# Trouble understanding differential k form

1. May 2, 2015

### KevinMWHM

1. The problem statement, all variables and given/known data
data

Solving differential k forms.

2. Relevant equations
I don't want to give any exact problems from my problem set.

3. The attempt at a solution
solution.

The text I'm using, CH Edwards, is very abstract in this section and the explanation over a sped up, last class and a half of the semester was only more vague.

I think I understand the definition of a k form and how they go through the grad, curl, and div as k increases but I'm losing it on the proof which jumps over what it considers "routine but brute force computations".

Is there a bit more concrete way to explain the direction I'm trying to go?

2. May 3, 2015

### robphy

Can you give more information? It's not clear to me what you are looking for.

3. May 3, 2015

### KevinMWHM

So, this first example, i have,

w=(3x^2y^2+8xy^3)dx + (2x^3y+12x^2y^2+4y)dy

I'm asked to find da such that da=w

Which reminds me of a differential equation but I'm not sure what to do with it. What does the dx and dy represent?

4. May 4, 2015

### HallsofIvy

Staff Emeritus
For any function, f(x,y), of two variables, $df= f_xdx+ f_ydy$. In particular, if you are given that $da= (3x^2y^2+ 8xy^3)dx+ (3x^3y+ 12x^2y^2+ 4y)dy$ then $a_x= 3x^2y^2+ 8xy^3$ and $a_y= 2x^3y+ 12x^2y^2+ 4y$.
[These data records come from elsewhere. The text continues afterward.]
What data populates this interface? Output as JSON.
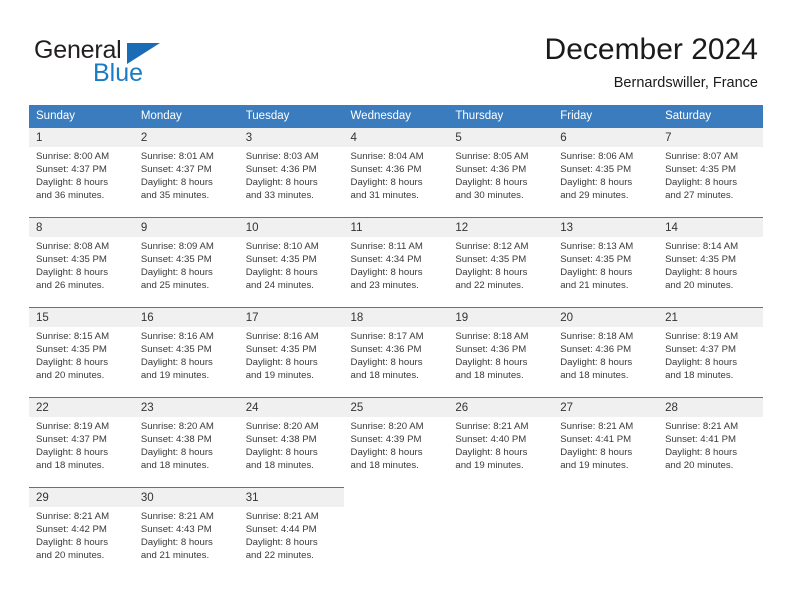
{
  "brand": {
    "name_part1": "General",
    "name_part2": "Blue",
    "triangle_icon": "triangle-icon",
    "color_dark": "#231f20",
    "color_blue": "#1a7cc4"
  },
  "header": {
    "title": "December 2024",
    "subtitle": "Bernardswiller, France"
  },
  "colors": {
    "header_blue": "#3a7cbd",
    "daynum_bg": "#f0f0f0",
    "cell_bg": "#ffffff",
    "text": "#3a3a3a"
  },
  "weekday_headers": [
    "Sunday",
    "Monday",
    "Tuesday",
    "Wednesday",
    "Thursday",
    "Friday",
    "Saturday"
  ],
  "weeks": [
    {
      "days": [
        {
          "num": "1",
          "sunrise": "Sunrise: 8:00 AM",
          "sunset": "Sunset: 4:37 PM",
          "daylight1": "Daylight: 8 hours",
          "daylight2": "and 36 minutes."
        },
        {
          "num": "2",
          "sunrise": "Sunrise: 8:01 AM",
          "sunset": "Sunset: 4:37 PM",
          "daylight1": "Daylight: 8 hours",
          "daylight2": "and 35 minutes."
        },
        {
          "num": "3",
          "sunrise": "Sunrise: 8:03 AM",
          "sunset": "Sunset: 4:36 PM",
          "daylight1": "Daylight: 8 hours",
          "daylight2": "and 33 minutes."
        },
        {
          "num": "4",
          "sunrise": "Sunrise: 8:04 AM",
          "sunset": "Sunset: 4:36 PM",
          "daylight1": "Daylight: 8 hours",
          "daylight2": "and 31 minutes."
        },
        {
          "num": "5",
          "sunrise": "Sunrise: 8:05 AM",
          "sunset": "Sunset: 4:36 PM",
          "daylight1": "Daylight: 8 hours",
          "daylight2": "and 30 minutes."
        },
        {
          "num": "6",
          "sunrise": "Sunrise: 8:06 AM",
          "sunset": "Sunset: 4:35 PM",
          "daylight1": "Daylight: 8 hours",
          "daylight2": "and 29 minutes."
        },
        {
          "num": "7",
          "sunrise": "Sunrise: 8:07 AM",
          "sunset": "Sunset: 4:35 PM",
          "daylight1": "Daylight: 8 hours",
          "daylight2": "and 27 minutes."
        }
      ]
    },
    {
      "days": [
        {
          "num": "8",
          "sunrise": "Sunrise: 8:08 AM",
          "sunset": "Sunset: 4:35 PM",
          "daylight1": "Daylight: 8 hours",
          "daylight2": "and 26 minutes."
        },
        {
          "num": "9",
          "sunrise": "Sunrise: 8:09 AM",
          "sunset": "Sunset: 4:35 PM",
          "daylight1": "Daylight: 8 hours",
          "daylight2": "and 25 minutes."
        },
        {
          "num": "10",
          "sunrise": "Sunrise: 8:10 AM",
          "sunset": "Sunset: 4:35 PM",
          "daylight1": "Daylight: 8 hours",
          "daylight2": "and 24 minutes."
        },
        {
          "num": "11",
          "sunrise": "Sunrise: 8:11 AM",
          "sunset": "Sunset: 4:34 PM",
          "daylight1": "Daylight: 8 hours",
          "daylight2": "and 23 minutes."
        },
        {
          "num": "12",
          "sunrise": "Sunrise: 8:12 AM",
          "sunset": "Sunset: 4:35 PM",
          "daylight1": "Daylight: 8 hours",
          "daylight2": "and 22 minutes."
        },
        {
          "num": "13",
          "sunrise": "Sunrise: 8:13 AM",
          "sunset": "Sunset: 4:35 PM",
          "daylight1": "Daylight: 8 hours",
          "daylight2": "and 21 minutes."
        },
        {
          "num": "14",
          "sunrise": "Sunrise: 8:14 AM",
          "sunset": "Sunset: 4:35 PM",
          "daylight1": "Daylight: 8 hours",
          "daylight2": "and 20 minutes."
        }
      ]
    },
    {
      "days": [
        {
          "num": "15",
          "sunrise": "Sunrise: 8:15 AM",
          "sunset": "Sunset: 4:35 PM",
          "daylight1": "Daylight: 8 hours",
          "daylight2": "and 20 minutes."
        },
        {
          "num": "16",
          "sunrise": "Sunrise: 8:16 AM",
          "sunset": "Sunset: 4:35 PM",
          "daylight1": "Daylight: 8 hours",
          "daylight2": "and 19 minutes."
        },
        {
          "num": "17",
          "sunrise": "Sunrise: 8:16 AM",
          "sunset": "Sunset: 4:35 PM",
          "daylight1": "Daylight: 8 hours",
          "daylight2": "and 19 minutes."
        },
        {
          "num": "18",
          "sunrise": "Sunrise: 8:17 AM",
          "sunset": "Sunset: 4:36 PM",
          "daylight1": "Daylight: 8 hours",
          "daylight2": "and 18 minutes."
        },
        {
          "num": "19",
          "sunrise": "Sunrise: 8:18 AM",
          "sunset": "Sunset: 4:36 PM",
          "daylight1": "Daylight: 8 hours",
          "daylight2": "and 18 minutes."
        },
        {
          "num": "20",
          "sunrise": "Sunrise: 8:18 AM",
          "sunset": "Sunset: 4:36 PM",
          "daylight1": "Daylight: 8 hours",
          "daylight2": "and 18 minutes."
        },
        {
          "num": "21",
          "sunrise": "Sunrise: 8:19 AM",
          "sunset": "Sunset: 4:37 PM",
          "daylight1": "Daylight: 8 hours",
          "daylight2": "and 18 minutes."
        }
      ]
    },
    {
      "days": [
        {
          "num": "22",
          "sunrise": "Sunrise: 8:19 AM",
          "sunset": "Sunset: 4:37 PM",
          "daylight1": "Daylight: 8 hours",
          "daylight2": "and 18 minutes."
        },
        {
          "num": "23",
          "sunrise": "Sunrise: 8:20 AM",
          "sunset": "Sunset: 4:38 PM",
          "daylight1": "Daylight: 8 hours",
          "daylight2": "and 18 minutes."
        },
        {
          "num": "24",
          "sunrise": "Sunrise: 8:20 AM",
          "sunset": "Sunset: 4:38 PM",
          "daylight1": "Daylight: 8 hours",
          "daylight2": "and 18 minutes."
        },
        {
          "num": "25",
          "sunrise": "Sunrise: 8:20 AM",
          "sunset": "Sunset: 4:39 PM",
          "daylight1": "Daylight: 8 hours",
          "daylight2": "and 18 minutes."
        },
        {
          "num": "26",
          "sunrise": "Sunrise: 8:21 AM",
          "sunset": "Sunset: 4:40 PM",
          "daylight1": "Daylight: 8 hours",
          "daylight2": "and 19 minutes."
        },
        {
          "num": "27",
          "sunrise": "Sunrise: 8:21 AM",
          "sunset": "Sunset: 4:41 PM",
          "daylight1": "Daylight: 8 hours",
          "daylight2": "and 19 minutes."
        },
        {
          "num": "28",
          "sunrise": "Sunrise: 8:21 AM",
          "sunset": "Sunset: 4:41 PM",
          "daylight1": "Daylight: 8 hours",
          "daylight2": "and 20 minutes."
        }
      ]
    },
    {
      "days": [
        {
          "num": "29",
          "sunrise": "Sunrise: 8:21 AM",
          "sunset": "Sunset: 4:42 PM",
          "daylight1": "Daylight: 8 hours",
          "daylight2": "and 20 minutes."
        },
        {
          "num": "30",
          "sunrise": "Sunrise: 8:21 AM",
          "sunset": "Sunset: 4:43 PM",
          "daylight1": "Daylight: 8 hours",
          "daylight2": "and 21 minutes."
        },
        {
          "num": "31",
          "sunrise": "Sunrise: 8:21 AM",
          "sunset": "Sunset: 4:44 PM",
          "daylight1": "Daylight: 8 hours",
          "daylight2": "and 22 minutes."
        },
        {
          "num": "",
          "sunrise": "",
          "sunset": "",
          "daylight1": "",
          "daylight2": ""
        },
        {
          "num": "",
          "sunrise": "",
          "sunset": "",
          "daylight1": "",
          "daylight2": ""
        },
        {
          "num": "",
          "sunrise": "",
          "sunset": "",
          "daylight1": "",
          "daylight2": ""
        },
        {
          "num": "",
          "sunrise": "",
          "sunset": "",
          "daylight1": "",
          "daylight2": ""
        }
      ]
    }
  ]
}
I presume you know that, for any function, a(x,y), with continuous second derivatives, the two mixed second derivatives must be equal: $a_{xy}= a_{yx}$. We can use that to check if there is, in fact, a solution to this problem- in general, just putting to simple functions, say, f(x,y) and g(x,y) together as f(x,y)dx+ g(x,y) does NOT result in an "exact differential" because $f_y\ne g_x$. But here, $a_{xy}= (3x^2y^2+ 8xy^3)_y= 6x^2y+ 24xy^2= (2x^3y+ 12x^2y^2+ 4y)_x$.

So, knowing that $a_x= 3x^2y^2+ 8xy^3$ and that the partial derivative with respect to x treats y like a constant, we can find a by integrating with respect to x, treating y as a constant. HOWEVER, that means that the "constant" of integration might actually be a function of y- call that, say F(y). So now differentiate the "a" you just got with respect to y, leaving the derivative of F as F' and set that equal to $2x^3y+ 12x^2y^2+ 4y$. Because of the check above, we know that the "x" terms will cancel leaving an expression, involving only y, for F'. Integrate that to find F.

(I am puzzled by your reference to "differential k forms". They usually arise in an advanced differential geometry course. But the problem you give is a standard "third semester Calculus" or "Calculus of functions of several variables" problem.)